Here’s more from the panel of experts (click here for the full IG Live session):

Mr. Ruiz: “As simple as running may be, it certainly isn’t easy,” Mr. Ruiz tells the panel. “I can vouch for that. I’m a long-time runner. For those wanting to incorporate running into their lives. How can one start running safely?”

Dr. Swartzon:
 “For me, listening to your body and coming up with a good plan of progression is very important. Because in your mind, you may think you can go and do that 5K and 10K coming off the couch. But in reality, I see patients all day who didn’t do so well with that plan. And a good stretching program — working on your core muscles, your leg strength, and then finding the right shoes. And then, obviously, slowly progressing. And going to running clubs and doing it socially is an even better way to do it.”

Mr. Ruiz: “How important is cardio when it comes to exercise in general and when it comes to running, what does the heart go through and how can running basically impact your heart health?”

Dr. Friedman:
“First and foremost, the heart is a muscle … and the more you use it, it can sort of change, especially at the higher volumes and higher intensity.
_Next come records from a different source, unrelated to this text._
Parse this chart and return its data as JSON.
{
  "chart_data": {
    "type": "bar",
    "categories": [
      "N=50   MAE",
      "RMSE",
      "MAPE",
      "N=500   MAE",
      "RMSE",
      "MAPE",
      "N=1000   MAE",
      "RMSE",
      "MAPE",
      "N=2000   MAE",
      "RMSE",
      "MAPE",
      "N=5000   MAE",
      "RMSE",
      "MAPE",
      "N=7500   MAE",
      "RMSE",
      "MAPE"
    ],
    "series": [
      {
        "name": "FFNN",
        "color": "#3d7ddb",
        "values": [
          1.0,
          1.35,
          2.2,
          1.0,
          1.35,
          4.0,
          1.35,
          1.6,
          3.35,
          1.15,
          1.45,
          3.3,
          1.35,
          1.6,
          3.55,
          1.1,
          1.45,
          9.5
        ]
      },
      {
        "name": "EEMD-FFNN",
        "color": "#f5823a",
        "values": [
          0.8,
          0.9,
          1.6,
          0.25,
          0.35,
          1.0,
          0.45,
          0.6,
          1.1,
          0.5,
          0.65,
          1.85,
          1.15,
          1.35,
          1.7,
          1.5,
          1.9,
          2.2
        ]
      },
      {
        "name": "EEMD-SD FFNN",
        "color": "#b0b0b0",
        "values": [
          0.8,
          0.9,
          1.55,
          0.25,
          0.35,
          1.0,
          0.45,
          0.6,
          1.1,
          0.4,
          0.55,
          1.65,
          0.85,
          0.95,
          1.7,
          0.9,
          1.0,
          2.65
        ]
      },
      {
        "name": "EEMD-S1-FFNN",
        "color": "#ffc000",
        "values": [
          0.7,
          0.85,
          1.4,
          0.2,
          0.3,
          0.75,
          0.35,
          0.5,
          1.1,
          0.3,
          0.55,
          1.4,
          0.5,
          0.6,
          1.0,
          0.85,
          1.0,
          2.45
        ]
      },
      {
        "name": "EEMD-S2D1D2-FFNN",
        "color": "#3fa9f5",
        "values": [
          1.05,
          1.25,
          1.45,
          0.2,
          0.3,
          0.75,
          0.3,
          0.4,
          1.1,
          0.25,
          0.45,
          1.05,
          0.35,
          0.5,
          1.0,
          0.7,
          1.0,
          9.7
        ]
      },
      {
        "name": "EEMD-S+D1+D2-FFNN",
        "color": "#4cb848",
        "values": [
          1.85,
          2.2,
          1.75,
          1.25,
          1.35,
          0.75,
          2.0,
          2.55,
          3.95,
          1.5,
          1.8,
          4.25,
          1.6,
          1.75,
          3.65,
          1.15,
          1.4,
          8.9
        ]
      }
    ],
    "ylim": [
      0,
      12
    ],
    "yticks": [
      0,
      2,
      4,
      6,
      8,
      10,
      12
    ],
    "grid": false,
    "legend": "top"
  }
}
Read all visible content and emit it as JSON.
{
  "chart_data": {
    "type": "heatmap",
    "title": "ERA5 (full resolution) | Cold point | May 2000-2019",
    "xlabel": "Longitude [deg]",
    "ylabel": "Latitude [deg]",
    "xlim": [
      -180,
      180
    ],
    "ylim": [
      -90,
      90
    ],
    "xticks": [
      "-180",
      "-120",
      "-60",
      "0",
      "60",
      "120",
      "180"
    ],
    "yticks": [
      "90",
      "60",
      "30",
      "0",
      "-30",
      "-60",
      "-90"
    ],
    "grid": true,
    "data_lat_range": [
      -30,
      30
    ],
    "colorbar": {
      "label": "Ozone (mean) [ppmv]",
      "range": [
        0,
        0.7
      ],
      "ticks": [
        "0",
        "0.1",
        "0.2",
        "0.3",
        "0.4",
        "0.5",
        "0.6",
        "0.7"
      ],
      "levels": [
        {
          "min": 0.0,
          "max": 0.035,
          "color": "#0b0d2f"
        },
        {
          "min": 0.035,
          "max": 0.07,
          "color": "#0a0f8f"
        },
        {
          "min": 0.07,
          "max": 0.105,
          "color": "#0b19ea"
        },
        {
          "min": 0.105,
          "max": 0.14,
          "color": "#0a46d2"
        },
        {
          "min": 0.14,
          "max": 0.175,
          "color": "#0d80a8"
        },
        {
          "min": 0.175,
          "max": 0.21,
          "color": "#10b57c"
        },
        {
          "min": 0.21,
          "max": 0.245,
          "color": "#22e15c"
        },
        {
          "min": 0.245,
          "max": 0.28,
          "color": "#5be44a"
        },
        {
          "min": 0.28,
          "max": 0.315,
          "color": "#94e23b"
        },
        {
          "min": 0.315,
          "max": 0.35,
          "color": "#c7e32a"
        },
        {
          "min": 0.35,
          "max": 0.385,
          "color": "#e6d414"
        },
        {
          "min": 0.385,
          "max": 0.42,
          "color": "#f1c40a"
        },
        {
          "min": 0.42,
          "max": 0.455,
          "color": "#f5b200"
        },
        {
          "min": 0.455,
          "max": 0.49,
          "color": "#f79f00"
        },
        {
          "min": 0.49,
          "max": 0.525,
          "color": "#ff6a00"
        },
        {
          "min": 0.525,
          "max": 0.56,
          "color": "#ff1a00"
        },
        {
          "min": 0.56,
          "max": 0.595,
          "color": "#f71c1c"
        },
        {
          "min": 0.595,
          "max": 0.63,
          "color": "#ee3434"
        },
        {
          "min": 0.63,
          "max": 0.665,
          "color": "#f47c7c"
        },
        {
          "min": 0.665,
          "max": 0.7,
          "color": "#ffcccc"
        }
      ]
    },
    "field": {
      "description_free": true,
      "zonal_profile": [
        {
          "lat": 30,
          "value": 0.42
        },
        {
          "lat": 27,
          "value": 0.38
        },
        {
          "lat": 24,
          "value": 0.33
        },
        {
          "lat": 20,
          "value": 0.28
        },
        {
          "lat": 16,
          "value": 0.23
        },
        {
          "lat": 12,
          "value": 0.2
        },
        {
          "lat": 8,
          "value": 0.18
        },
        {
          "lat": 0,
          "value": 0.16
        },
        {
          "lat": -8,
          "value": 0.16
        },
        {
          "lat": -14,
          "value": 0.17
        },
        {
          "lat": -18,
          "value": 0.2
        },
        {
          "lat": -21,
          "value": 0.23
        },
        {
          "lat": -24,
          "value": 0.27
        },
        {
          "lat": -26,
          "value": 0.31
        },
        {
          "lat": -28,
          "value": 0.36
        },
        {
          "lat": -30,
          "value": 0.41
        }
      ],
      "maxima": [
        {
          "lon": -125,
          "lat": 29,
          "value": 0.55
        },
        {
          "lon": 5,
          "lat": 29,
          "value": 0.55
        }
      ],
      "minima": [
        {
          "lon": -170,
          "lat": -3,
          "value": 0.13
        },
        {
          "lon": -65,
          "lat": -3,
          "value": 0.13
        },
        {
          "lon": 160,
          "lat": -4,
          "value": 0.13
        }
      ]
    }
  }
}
Frankie, someone like you who’s been running his entire life, your heart might look different than somebody who doesn’t.

“Aerobic exercise forms the basis of a really healthy, heart habit — moving forward through life. And we want people doing that from the youngest age possible, and getting them to move. And that forms that foundation to continue to engage. The more one exercises, the more the heart and the cardiovascular system can adapt to it.”

Mr. Ruiz: Dehydration can lead to feeling lightheaded while running. But can you have too much water?

Ms. Duenas:
“Only drinking water has this effect of dehydration because it dilutes the electrolytes, especially if you’re sweating a lot of salt (because) you’re only drinking water and not replenishing it. That can give you that headache sensation and feeling weak. So, my No. 1 tip is to just alternate. Do one station water, then the next mile or two, or two stations, drink a sports drink … whatever they have. Basically, the guideline is every 15 to 20 minutes, drink four to six ounces of a liquid that they’ll have at the race. That is equivalent to four to six gulps.”